The BikeTubes were so successful that they are now a permanent fixture on Transport for London‘s calendar. Cycle Fridays allow new cyclists to experiment with riding into work in the safe company of trained marshals from the London Cycling Campaign.
Last Friday as I waited to cross the road to get to work, I saw a BikeTube of people go past me. It looked fun.
Today I joined the 22 mile (35 km) ride around Camden, a large borough of London.
I am the queen! I rule! I went up all the hills, even as people around me were dismounting and wheeling their bikes.
I had so much fun. At 10am, I arrived at Camden town hall, one cyclist amongst 80. There were road bikes, a chopper bike (a pedal-powered low riding Harley-style bike), a Swedish army bike (red and built like a tank), a beautiful Dutch-style Bobbin cycle, two Bromptons, and four other Dahons. Over the course of the ride, I sped up or dropped back to chat with my fellow Dahon owners about the model of their bike, if they liked their wheel size, if they took their bikes on the train, how heavy the bikes were…
A lot of people rode up to admire my bike. ‘Yes, she’s shiny because she’s new,’ I say. ‘She has hub gears and I can change gear without pedalling.’
When you’re in a mass of 80 cyclists, you own the road. We had around ten stewards, fast and nimble cycle instructors in bright yellow who shepherded the group like sheep. They stopped traffic for us. We ran red lights. People on the street cheered. Some got angry. I didn’t care.
‘What are you campaigning for?’ bystanders shouted.

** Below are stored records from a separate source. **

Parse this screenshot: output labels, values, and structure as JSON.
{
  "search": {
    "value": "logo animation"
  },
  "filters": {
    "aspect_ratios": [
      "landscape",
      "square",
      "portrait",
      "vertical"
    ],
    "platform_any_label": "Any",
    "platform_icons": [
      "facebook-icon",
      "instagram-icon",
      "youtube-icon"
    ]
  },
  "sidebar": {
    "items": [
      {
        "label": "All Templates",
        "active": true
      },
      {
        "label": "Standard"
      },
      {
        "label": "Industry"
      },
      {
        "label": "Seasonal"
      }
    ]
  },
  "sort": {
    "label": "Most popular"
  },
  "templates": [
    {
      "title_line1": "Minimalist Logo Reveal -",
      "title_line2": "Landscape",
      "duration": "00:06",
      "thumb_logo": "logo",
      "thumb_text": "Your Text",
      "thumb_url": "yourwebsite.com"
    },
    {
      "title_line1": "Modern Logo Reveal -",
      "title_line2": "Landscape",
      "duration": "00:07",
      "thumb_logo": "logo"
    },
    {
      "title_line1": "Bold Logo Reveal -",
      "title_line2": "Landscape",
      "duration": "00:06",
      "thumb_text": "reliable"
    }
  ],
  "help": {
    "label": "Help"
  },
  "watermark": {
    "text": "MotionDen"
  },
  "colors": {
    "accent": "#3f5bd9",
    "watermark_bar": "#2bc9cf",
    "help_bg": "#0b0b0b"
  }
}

‘Cycling!’ we said. ‘Hooray for bikes!’
The ride took five hours, with one rest at Regent’s Park and another at the the British Museum. We had lunch at Golder’s Hill and ended at Hampstead Town Hall. We went through all my favourite places: Covent Garden, Holborn, Charlotte Street, Hampstead Heath, Kilburn High Street, Camden Town…
I almost gave up at the 20 mile mark. I was thirsty, my rear end was (still is) very sore, and we were coming up to my home. I resisted temptation and pushed through the final steep hill to coast into Hampstead village.
I am the queen, queen of the road! I fear nothing, no red buses, no roundabout can defeat me now!